One of the best things about working at the company is the freedom to change things up from day to day, says Nathaly Arraiz Matute, an electrical engineer who worked with an audio systems company in Montreal before joining InteraXon two years ago. “My role is fun in the way it changes throughout the life cycle of each project,” she says. “Some days are on the computer, using software to design things, other days I’m soldering. And if you think there’s something to improve, there’s freedom to make that happen.”

“I love a hybrid role,” echoes Munday. “I did pure people-leadership for a while, hiring, doing performance reviews and mentoring others, but I didn’t find that as appealing.  — I need to keep that connection to technology, and InteraXon allows me to do that.

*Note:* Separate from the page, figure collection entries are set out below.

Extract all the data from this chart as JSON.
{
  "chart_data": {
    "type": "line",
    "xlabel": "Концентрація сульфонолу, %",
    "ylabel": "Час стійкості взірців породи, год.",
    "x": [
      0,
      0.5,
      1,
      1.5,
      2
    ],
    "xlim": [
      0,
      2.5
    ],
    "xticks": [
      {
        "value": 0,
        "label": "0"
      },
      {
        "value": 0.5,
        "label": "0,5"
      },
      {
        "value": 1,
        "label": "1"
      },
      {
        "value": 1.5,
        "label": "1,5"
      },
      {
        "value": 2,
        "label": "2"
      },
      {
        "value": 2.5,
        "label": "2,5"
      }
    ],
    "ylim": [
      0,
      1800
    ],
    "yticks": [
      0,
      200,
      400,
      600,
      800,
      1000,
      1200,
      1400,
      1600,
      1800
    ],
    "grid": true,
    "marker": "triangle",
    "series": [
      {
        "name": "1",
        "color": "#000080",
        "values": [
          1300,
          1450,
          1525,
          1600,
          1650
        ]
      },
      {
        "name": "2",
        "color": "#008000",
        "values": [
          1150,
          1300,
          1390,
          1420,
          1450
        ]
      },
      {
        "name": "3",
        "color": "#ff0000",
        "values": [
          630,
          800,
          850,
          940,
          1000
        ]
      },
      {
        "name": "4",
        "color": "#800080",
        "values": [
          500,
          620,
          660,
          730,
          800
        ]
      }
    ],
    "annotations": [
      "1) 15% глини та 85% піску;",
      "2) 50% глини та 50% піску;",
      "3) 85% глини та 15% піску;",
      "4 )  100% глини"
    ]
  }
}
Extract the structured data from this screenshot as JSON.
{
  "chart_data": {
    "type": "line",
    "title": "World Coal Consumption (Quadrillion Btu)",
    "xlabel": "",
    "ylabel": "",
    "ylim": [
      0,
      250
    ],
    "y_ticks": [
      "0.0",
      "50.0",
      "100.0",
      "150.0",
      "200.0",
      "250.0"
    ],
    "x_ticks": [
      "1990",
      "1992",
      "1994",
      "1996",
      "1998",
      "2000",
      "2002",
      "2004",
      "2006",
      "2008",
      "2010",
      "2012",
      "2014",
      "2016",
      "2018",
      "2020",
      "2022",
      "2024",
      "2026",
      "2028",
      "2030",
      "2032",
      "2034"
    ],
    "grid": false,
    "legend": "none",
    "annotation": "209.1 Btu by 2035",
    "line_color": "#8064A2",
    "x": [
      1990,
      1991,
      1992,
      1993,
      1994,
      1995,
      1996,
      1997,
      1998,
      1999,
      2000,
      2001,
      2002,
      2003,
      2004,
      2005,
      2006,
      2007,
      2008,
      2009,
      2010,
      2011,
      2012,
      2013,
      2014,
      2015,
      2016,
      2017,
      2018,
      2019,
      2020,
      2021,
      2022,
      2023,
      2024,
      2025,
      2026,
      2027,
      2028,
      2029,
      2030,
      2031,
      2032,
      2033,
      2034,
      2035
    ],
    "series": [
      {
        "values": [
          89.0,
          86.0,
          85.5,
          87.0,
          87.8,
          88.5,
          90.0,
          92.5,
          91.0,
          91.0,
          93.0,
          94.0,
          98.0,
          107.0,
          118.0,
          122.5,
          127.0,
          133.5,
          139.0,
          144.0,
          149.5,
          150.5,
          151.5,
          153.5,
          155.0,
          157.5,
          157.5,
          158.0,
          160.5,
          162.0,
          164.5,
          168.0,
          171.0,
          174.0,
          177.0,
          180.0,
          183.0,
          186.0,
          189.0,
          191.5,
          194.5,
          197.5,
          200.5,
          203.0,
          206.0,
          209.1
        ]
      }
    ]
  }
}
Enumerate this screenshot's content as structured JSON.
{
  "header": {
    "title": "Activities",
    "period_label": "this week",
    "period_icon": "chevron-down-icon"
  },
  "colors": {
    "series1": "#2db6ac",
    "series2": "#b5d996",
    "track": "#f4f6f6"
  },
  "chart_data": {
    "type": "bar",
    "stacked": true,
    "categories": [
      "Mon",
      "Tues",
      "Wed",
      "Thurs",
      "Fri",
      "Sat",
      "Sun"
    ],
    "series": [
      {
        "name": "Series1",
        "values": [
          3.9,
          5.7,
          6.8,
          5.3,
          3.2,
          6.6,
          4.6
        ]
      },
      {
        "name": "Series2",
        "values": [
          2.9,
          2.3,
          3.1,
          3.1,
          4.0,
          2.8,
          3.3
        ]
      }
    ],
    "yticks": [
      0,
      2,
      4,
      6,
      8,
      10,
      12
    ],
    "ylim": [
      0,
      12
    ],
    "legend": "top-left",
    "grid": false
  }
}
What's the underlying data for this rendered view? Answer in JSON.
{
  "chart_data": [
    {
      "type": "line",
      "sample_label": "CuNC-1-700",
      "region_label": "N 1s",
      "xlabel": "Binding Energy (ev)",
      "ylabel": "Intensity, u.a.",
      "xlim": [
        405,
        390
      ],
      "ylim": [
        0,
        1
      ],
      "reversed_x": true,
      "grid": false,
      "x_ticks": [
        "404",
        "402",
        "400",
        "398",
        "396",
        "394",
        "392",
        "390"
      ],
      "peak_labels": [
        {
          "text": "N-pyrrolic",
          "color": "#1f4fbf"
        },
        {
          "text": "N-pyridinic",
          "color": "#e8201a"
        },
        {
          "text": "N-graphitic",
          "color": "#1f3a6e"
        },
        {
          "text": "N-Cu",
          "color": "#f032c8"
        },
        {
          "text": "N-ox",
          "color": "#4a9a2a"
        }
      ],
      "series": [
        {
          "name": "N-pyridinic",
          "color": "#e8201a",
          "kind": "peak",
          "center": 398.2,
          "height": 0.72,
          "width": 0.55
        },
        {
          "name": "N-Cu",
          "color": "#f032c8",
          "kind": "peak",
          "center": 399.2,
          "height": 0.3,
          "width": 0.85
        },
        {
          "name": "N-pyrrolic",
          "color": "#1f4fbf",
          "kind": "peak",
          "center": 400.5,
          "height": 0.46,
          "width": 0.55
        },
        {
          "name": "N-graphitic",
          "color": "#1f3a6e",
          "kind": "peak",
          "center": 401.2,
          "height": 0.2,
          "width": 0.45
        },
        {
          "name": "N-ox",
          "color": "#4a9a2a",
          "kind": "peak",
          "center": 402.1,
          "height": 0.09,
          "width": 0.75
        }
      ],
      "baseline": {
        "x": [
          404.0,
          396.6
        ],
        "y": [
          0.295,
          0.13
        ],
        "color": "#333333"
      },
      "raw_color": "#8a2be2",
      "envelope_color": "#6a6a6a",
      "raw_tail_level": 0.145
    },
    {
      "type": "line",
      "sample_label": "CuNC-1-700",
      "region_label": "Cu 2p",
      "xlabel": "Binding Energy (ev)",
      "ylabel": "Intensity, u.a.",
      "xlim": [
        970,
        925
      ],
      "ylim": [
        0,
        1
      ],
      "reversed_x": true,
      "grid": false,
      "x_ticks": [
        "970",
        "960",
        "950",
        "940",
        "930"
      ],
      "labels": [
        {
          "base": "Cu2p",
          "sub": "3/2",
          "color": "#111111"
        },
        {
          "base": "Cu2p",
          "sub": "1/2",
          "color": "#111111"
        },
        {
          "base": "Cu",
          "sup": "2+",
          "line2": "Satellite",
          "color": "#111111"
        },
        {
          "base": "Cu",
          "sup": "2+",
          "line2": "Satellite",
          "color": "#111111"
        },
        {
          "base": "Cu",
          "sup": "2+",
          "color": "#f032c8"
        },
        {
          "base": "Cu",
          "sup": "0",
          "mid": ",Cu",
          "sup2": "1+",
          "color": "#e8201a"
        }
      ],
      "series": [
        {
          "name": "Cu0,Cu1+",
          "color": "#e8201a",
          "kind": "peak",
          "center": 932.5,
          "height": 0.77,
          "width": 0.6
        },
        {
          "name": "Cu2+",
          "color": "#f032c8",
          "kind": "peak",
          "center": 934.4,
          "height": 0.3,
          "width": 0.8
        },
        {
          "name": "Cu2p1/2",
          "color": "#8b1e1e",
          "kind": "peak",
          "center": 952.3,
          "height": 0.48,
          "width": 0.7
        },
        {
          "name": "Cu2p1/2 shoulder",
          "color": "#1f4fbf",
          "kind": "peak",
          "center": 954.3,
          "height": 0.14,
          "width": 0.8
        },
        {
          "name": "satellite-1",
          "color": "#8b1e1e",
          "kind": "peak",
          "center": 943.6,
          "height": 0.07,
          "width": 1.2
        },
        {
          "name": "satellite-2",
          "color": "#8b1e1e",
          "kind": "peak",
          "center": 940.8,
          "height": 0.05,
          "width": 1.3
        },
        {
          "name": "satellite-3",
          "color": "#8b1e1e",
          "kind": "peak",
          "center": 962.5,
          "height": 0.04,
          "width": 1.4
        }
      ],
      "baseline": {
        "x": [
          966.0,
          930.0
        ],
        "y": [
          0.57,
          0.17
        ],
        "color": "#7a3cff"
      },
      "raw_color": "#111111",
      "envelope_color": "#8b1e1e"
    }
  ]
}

And when I’m hiring, I’m looking for people who thrive on change.”

Teamwork makes the dream work

InteraXon’s 62-person team is constantly communicating to get to the best solutions. “When hiring, I look more for team fit and attitude more than technical ability,” says Munday. “I prefer that to the stereotype of the lone-wolf, rockstar genius programmer who goes off into a cave and comes out with a beautifully written piece of software. That doesn’t work here; it’s a very collaborative environment.”

Mental health for all

Though InteraXon’s roster of employees have quite diverse CVs, what links them all is a commitment to the company’s mandate of mental wellbeing. “When I went into the biomedical space, I knew what I worked on would help improve quality of life, and I could see the direct application of the work I was doing,” says Proulx, whose master’s thesis focused on brain-computer interfaces. “These products have the chance to change someone’s life in a positive way.”

“As a team, we all kind of have that sense that what we’re working on has a good common purpose,” says Munday. “It’s a cause you can feel good about.”